Low-temperature combustion synthesis of cobalt magnesium ferrite magnetic nanoparticles: effects of fuel-to-oxidizer ratio and sintering temperature

Abstract

The effects of glycine-to-nitrate molar ratio (G/N) and sintering temperature of 600 °C on the solution combustion synthesis of nanocrystalline Co0.8Mg0.2Fe2O4 (CMFO) are reported. The structural, morphological and magnetic properties of CMFO could be controlled by using different combinations of glycine fuel and metal nitrates and also sintering temperature. Thermodynamic considerations of the combustion processes show that the exothermicity, adiabatic flame temperature and the amount of gases released increase with increase in G/N. The auto-combusted and sintered powders obtained were characterized by X-ray diffraction, Raman spectroscopy, scanning electron microscopy (SEM), thermo-gravimetric analysis–differential scanning calorimetry and vibrating scanning magnetometer measurements.

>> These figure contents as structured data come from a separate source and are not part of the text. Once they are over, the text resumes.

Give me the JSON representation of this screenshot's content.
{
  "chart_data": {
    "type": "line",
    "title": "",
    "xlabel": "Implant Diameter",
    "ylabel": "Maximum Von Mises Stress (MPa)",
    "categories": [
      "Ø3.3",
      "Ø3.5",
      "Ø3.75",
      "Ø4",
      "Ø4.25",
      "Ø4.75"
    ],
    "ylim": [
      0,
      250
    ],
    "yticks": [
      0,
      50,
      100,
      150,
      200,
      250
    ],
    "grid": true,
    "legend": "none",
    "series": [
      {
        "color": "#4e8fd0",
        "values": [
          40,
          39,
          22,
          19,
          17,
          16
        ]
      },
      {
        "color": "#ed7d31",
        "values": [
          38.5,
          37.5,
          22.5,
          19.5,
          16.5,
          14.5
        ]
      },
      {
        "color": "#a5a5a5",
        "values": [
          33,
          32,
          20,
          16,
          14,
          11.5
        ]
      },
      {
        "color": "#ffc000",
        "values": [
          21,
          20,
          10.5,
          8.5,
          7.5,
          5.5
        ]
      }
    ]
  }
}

SEM images of CMFO showed that the G/N ratio and sintering temperature had pronounced effect on the microstructure regarding density and porosity. The magnetization, crystallite sizes and crystallinity of the CMFO spinel phase increased with increase in G/N ratio and sintering temperature. Raman spectroscopic analysis showed that only the fuel-rich sample gave the five Raman active modes characteristic of a spinel structure. The obtained results were also discussed in comparison with ferrite system formed by different synthesis processes. XRD of CMFO auto-combustion powders prepared with different G/N ratios: (a) G/N = 2.22, (b) G/N = 1.48 and (c) G/N = 0.74.